Bollinger Shipyards in Lockport has delivered the final ship in a series of Coast Guard cutters, the company said Thursday.
The Clarence Sutphin is the sixth Bollinger-built cutter destined for Manama, Bahrain, to support U.S. interests in southwest Asia and the Middle East.
It’s the 170th vessel company has delivered to the Coast Guard over a 35-year period and the 47th Fast Response Cutter completed under the current program, which started in 2008.
Each cutter costs about $65 million, and the entire program will cost the Coast Guard more than $3.7 billion, federal records show. The cutters replace the 110-foot Island Class Patrol Boats built by Bollinger 30 years ago.
“Ensuring that the brave men and women of the U.S. Coast Guard have the most state-of-the-art, advanced vessels as they work to build and maintain the necessary regional alliances to ensure maritime security in the region is a top priority,” Bollinger President and CEO Ben Bordelon said in a news release. “Bollinger is proud to continue enhancing and supporting the U.S. Coast Guard’s operational presence in the Middle East and ensuring it remains the preferred partner around the world.”
Category 4 Ida, which made landfall Aug. 29 at Port Fourchon, damaged Bollinger’s facilities there as well as its Lockport shipyard about 38 miles inland. The company reopened all of its 11 sites across Louisiana Sept. 24 following an extensive recovery and rebuilding effort and was able to deliver one cutter a week ahead of schedule.
The latest cutter was delivered this week to the Coast Guard in Key West, Fla.
The Sentinel Class Fast Response Cutter has been used for coastal security, fishery patrols, search and rescue, border patrol and national defense. The 154-foot cutters carry a crew of 24, are armed with four .50-caliber machine guns and can travel at up to 28 knots, or 32 mph.

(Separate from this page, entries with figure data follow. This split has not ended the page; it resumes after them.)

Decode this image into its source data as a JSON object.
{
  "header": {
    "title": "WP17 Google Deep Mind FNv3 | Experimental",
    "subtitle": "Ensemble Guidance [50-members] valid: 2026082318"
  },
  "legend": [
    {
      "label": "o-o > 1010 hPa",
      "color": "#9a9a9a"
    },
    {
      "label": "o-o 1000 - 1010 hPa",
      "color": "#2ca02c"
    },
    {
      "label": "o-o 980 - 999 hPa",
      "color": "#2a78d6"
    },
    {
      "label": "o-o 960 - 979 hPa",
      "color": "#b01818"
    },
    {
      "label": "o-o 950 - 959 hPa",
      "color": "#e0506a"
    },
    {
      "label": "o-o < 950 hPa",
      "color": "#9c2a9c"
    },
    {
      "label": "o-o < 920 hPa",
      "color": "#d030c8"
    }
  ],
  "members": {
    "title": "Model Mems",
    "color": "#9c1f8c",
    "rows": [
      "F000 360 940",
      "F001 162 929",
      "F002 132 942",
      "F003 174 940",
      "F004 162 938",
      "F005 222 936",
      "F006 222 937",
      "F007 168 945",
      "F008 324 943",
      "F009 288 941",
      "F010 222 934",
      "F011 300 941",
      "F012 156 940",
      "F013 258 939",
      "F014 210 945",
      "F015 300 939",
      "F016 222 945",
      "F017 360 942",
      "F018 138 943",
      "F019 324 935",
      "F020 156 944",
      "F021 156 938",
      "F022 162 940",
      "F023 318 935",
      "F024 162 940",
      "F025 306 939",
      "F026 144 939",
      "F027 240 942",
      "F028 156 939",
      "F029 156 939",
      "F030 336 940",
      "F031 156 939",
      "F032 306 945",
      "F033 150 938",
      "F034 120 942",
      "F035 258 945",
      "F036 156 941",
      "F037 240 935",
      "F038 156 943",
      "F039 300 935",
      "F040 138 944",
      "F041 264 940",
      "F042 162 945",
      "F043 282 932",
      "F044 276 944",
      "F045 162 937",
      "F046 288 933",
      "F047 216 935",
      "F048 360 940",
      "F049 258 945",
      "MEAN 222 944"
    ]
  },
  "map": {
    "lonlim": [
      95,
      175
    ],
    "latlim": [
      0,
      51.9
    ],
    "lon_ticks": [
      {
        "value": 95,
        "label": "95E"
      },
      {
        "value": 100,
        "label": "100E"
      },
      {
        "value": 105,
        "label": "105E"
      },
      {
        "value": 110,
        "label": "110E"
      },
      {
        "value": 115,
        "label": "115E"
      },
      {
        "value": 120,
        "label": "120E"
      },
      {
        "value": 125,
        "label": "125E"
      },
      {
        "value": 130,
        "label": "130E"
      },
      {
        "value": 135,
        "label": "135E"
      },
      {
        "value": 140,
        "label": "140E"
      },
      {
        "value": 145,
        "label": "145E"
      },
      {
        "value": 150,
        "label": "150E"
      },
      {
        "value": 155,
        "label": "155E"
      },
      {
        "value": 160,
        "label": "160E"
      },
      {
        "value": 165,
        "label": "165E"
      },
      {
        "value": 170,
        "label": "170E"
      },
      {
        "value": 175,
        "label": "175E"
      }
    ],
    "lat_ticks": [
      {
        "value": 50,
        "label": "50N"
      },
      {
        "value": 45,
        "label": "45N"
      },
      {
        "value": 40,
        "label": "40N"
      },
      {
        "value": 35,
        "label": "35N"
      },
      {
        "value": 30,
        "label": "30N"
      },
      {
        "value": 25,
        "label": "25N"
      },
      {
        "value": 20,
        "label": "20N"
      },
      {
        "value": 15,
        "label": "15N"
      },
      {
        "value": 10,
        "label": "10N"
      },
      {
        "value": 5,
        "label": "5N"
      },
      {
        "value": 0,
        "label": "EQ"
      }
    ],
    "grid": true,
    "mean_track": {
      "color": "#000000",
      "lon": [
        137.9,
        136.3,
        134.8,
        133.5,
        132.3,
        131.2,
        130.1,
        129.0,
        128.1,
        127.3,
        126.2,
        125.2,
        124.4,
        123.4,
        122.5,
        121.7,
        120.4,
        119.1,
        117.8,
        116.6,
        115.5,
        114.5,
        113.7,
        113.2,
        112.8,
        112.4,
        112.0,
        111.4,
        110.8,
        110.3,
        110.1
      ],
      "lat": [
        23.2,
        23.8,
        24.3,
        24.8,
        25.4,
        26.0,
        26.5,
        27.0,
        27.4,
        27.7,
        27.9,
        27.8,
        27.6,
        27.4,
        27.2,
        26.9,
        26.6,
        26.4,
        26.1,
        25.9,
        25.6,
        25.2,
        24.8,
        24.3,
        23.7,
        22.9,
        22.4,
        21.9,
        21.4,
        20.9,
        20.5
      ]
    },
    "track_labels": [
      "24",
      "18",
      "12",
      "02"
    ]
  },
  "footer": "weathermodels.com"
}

Each Fast Response Cutter is named for an enlisted Coast Guardsman who distinguished himself or herself in the line of duty.
Clarence Sutphin, a boatswain mate first class, was awarded the Bronze Star Medal for his courageous actions during the invasion of the the Japanese-held island of Saipan on June 16 and 16, 1944, during World War II.
Sutphin swam through heavy surf to a landing craft carrying a tank, called a “tank lighter,” that was stranded on a reef, his medal citation says. He remained aboard under mortar and artillery fire until the boat was salvaged.
“Returning to the beach,” the citation continues, “he aided in salvaging another tank lighter under enemy fire and, when a mortar shell struck a group of eight Marines, promptly treated the wounded and moved them to a first-aid station.”